Стройотряд. Кутаиси. В общежитии три этажа занимают граждане на «химии», четвертый этаж наш. Сорок градусов в тени. Кроем асфальтом крыши бесконечных цехов. Комсомольское начальство проворовалось, и меню нерадостное: утром и вечером чай с хлебом, а в обед одна, но громадная котлета, слепленная из хлеба и вермишели с добавлением фарша непонятного происхождения; вермишелинки свисают с боков котлеты кокетливой бахромой. Однокурсник Дима Аваков, в обычный жизни полный самоуважения, опустошает тарелку молниеносно и, обращая полные мольбы глаза к Виталику Геращенко, бормочет: «Виталик, дай кусочек котлетки». Это повторяется изо дня вдень. Через неделю чистенькие студенты-филологи заросли грязью, засалили рубашечки и стали неотличимы от соседей-«химиков». Самые франтоватые, тот же Дима, заросли и засалились первыми. Теперь Дима крутой бизнесмен, вином торгует, а Виталик давно в могиле.


Еще стройотряд. Лето семьдесят шестого. Монастырщина, Смоленской области. Главная местная достопримечательность — дорога, по которой отступала погибающая наполеоновская армия. По российским меркам отсюда недалеко зарыт Денис Шульц. Но даже о существовании Дениса я еще не подозреваю.

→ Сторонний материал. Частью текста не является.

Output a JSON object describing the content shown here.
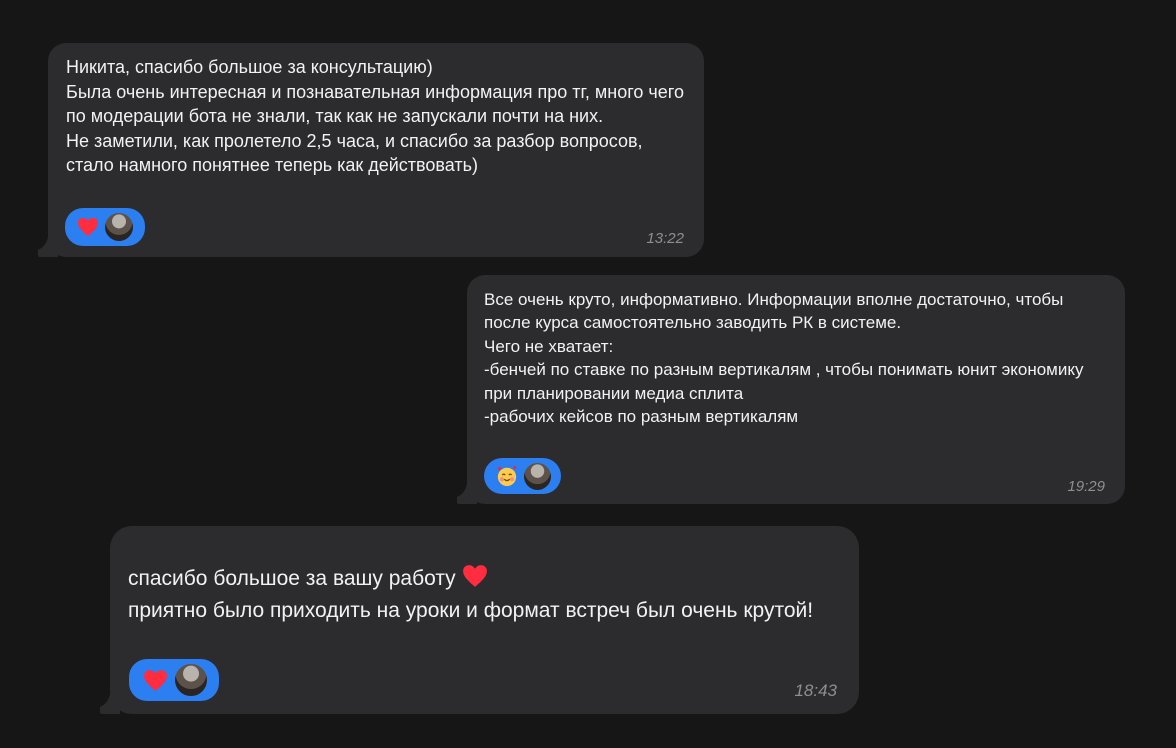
{
  "messages": [
    {
      "text": "Никита, спасибо большое за консультацию)\nБыла очень интересная и познавательная информация про тг, много чего по модерации бота не знали, так как не запускали почти на них.\nНе заметили, как пролетело 2,5 часа, и спасибо за разбор вопросов, стало намного понятнее теперь как действовать)",
      "time": "13:22",
      "reaction": "heart-icon"
    },
    {
      "text": "Все очень круто, информативно. Информации вполне достаточно, чтобы после курса самостоятельно заводить РК в системе.\nЧего не хватает:\n-бенчей по ставке по разным вертикалям , чтобы понимать юнит экономику при планировании медиа сплита\n-рабочих кейсов по разным вертикалям",
      "time": "19:29",
      "reaction": "smiling-face-with-hearts-icon"
    },
    {
      "text": "спасибо большое за вашу работу",
      "text_rest": "приятно было приходить на уроки и формат встреч был очень крутой!",
      "time": "18:43",
      "reaction": "heart-icon"
    }
  ],
  "colors": {
    "background": "#161616",
    "bubble": "#2c2c2e",
    "reaction_pill": "#2b7ff0",
    "time": "#8e8e93",
    "heart": "#ff2d3f"
  }
}
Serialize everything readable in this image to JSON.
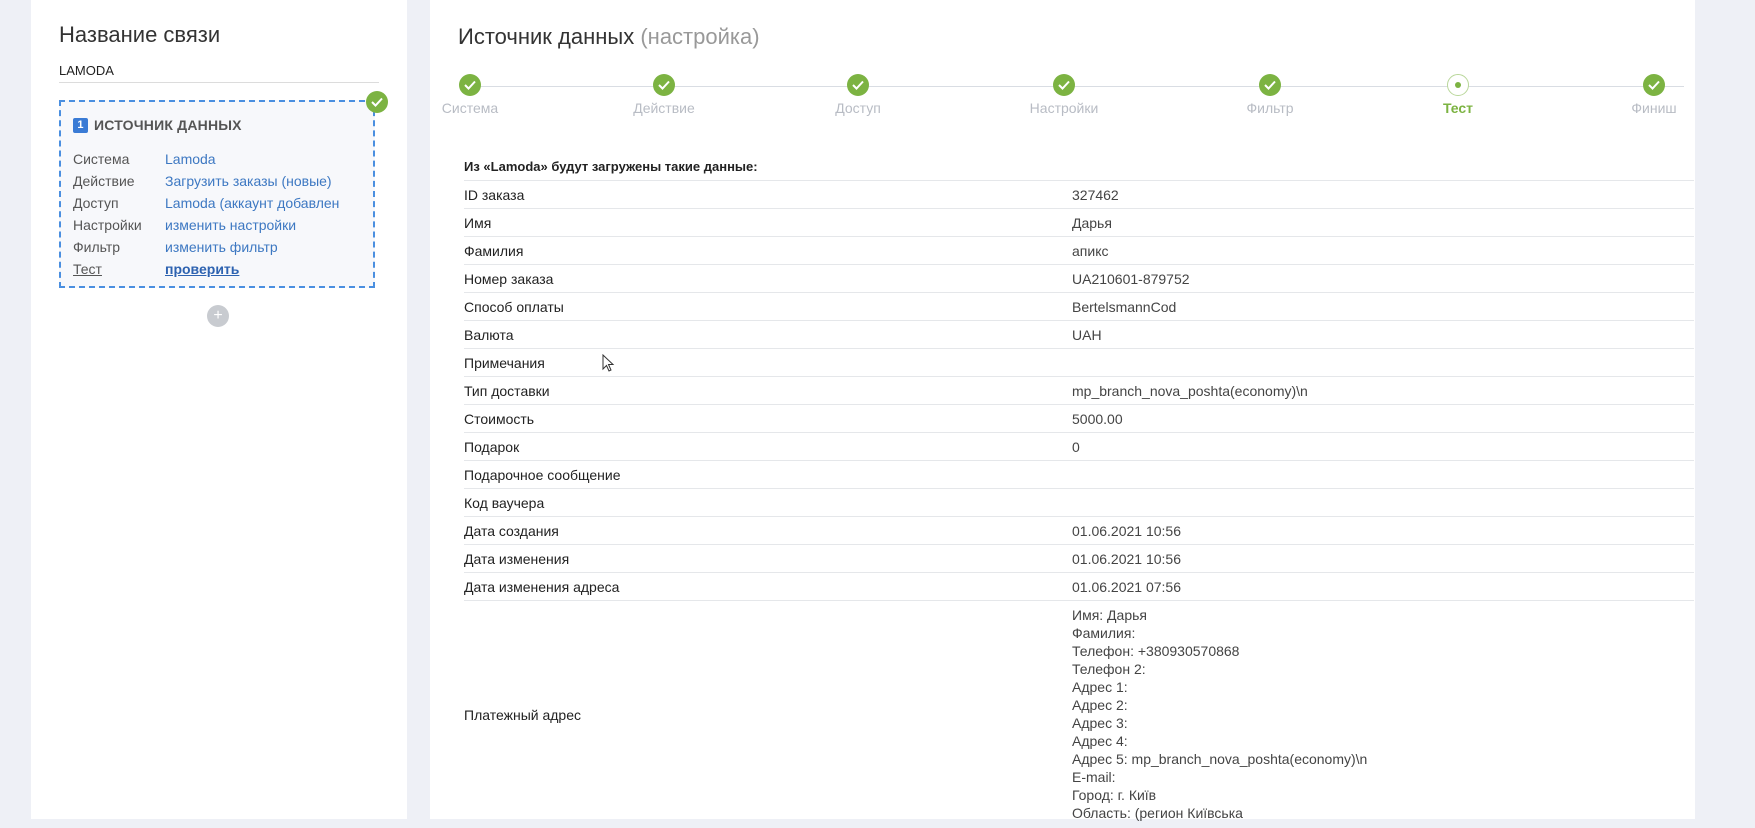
{
  "left": {
    "title": "Название связи",
    "connection_name": "LAMODA",
    "card": {
      "number": "1",
      "header": "ИСТОЧНИК ДАННЫХ",
      "rows": [
        {
          "label": "Система",
          "value": "Lamoda"
        },
        {
          "label": "Действие",
          "value": "Загрузить заказы (новые)"
        },
        {
          "label": "Доступ",
          "value": "Lamoda (аккаунт добавлен"
        },
        {
          "label": "Настройки",
          "value": "изменить настройки"
        },
        {
          "label": "Фильтр",
          "value": "изменить фильтр"
        },
        {
          "label": "Тест",
          "value": "проверить"
        }
      ]
    },
    "add_label": "+"
  },
  "main": {
    "title": "Источник данных",
    "title_sub": "(настройка)",
    "steps": [
      {
        "label": "Система",
        "state": "done"
      },
      {
        "label": "Действие",
        "state": "done"
      },
      {
        "label": "Доступ",
        "state": "done"
      },
      {
        "label": "Настройки",
        "state": "done"
      },
      {
        "label": "Фильтр",
        "state": "done"
      },
      {
        "label": "Тест",
        "state": "current"
      },
      {
        "label": "Финиш",
        "state": "done"
      }
    ],
    "data_heading": "Из «Lamoda» будут загружены такие данные:",
    "rows": [
      {
        "key": "ID заказа",
        "value": "327462"
      },
      {
        "key": "Имя",
        "value": "Дарья"
      },
      {
        "key": "Фамилия",
        "value": "апикс"
      },
      {
        "key": "Номер заказа",
        "value": "UA210601-879752"
      },
      {
        "key": "Способ оплаты",
        "value": "BertelsmannCod"
      },
      {
        "key": "Валюта",
        "value": "UAH"
      },
      {
        "key": "Примечания",
        "value": ""
      },
      {
        "key": "Тип доставки",
        "value": "mp_branch_nova_poshta(economy)\\n"
      },
      {
        "key": "Стоимость",
        "value": "5000.00"
      },
      {
        "key": "Подарок",
        "value": "0"
      },
      {
        "key": "Подарочное сообщение",
        "value": ""
      },
      {
        "key": "Код ваучера",
        "value": ""
      },
      {
        "key": "Дата создания",
        "value": "01.06.2021 10:56"
      },
      {
        "key": "Дата изменения",
        "value": "01.06.2021 10:56"
      },
      {
        "key": "Дата изменения адреса",
        "value": "01.06.2021 07:56"
      }
    ],
    "billing": {
      "key": "Платежный адрес",
      "lines": [
        "Имя: Дарья",
        "Фамилия:",
        "Телефон: +380930570868",
        "Телефон 2:",
        "Адрес 1:",
        "Адрес 2:",
        "Адрес 3:",
        "Адрес 4:",
        "Адрес 5: mp_branch_nova_poshta(economy)\\n",
        "E-mail:",
        "Город: г. Київ",
        "Область: (регион Київська"
      ]
    }
  },
  "colors": {
    "accent_green": "#7cb342",
    "link_blue": "#3d78c2",
    "dashed_border": "#4a8fe0"
  }
}
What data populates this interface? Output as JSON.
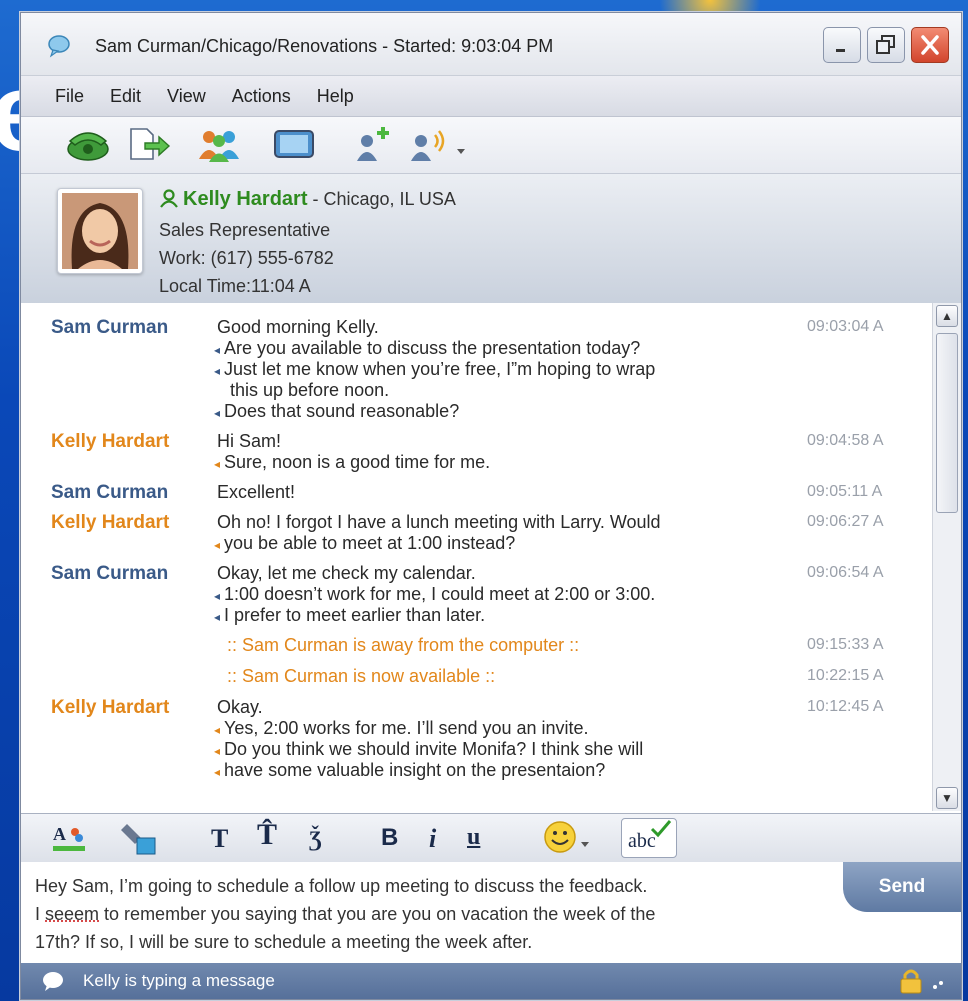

С нами работает чубатый шофер Аркаша. Накануне нашего приезда пьяный Аркаша задавил велосипедиста, тоже пьяного. «Я ему труп сделал», — сообщил он нам при знакомстве. Его ждали суд и лет пять отсидки. Но пока Аркашу выпустили под подписку, и местное начальство, за дефицитом шоферов, назначило его возить к нашей бетономешалке песок из лесного карьера. И вот как он ездил. Капризничал: «Один не поеду», — и кто-то из нас неизменно составлял ему компанию. Аркаша заводил мотор, извлекал из-под сиденья бутылку «Стрелецкой», наливал полстакана себе, полстакана попутчику: «Пей, или не поеду». В карьере, перед обратной дорогой, процедура повторялась. За день он делал пять рейсов, соответственно опорожнялось пять бутылок. Мы менялись, он покидал кабину только по нужде. Не закусывал. Как-то я заикнулся, что без закуски не пью, и он открыл бардачок, где было несколько высохших килек изумрудного цвета. Когда через два месяца мы уезжали восвояси, следствие еще продолжалось. И зеленые кильки по-прежнему лежали в бардачке.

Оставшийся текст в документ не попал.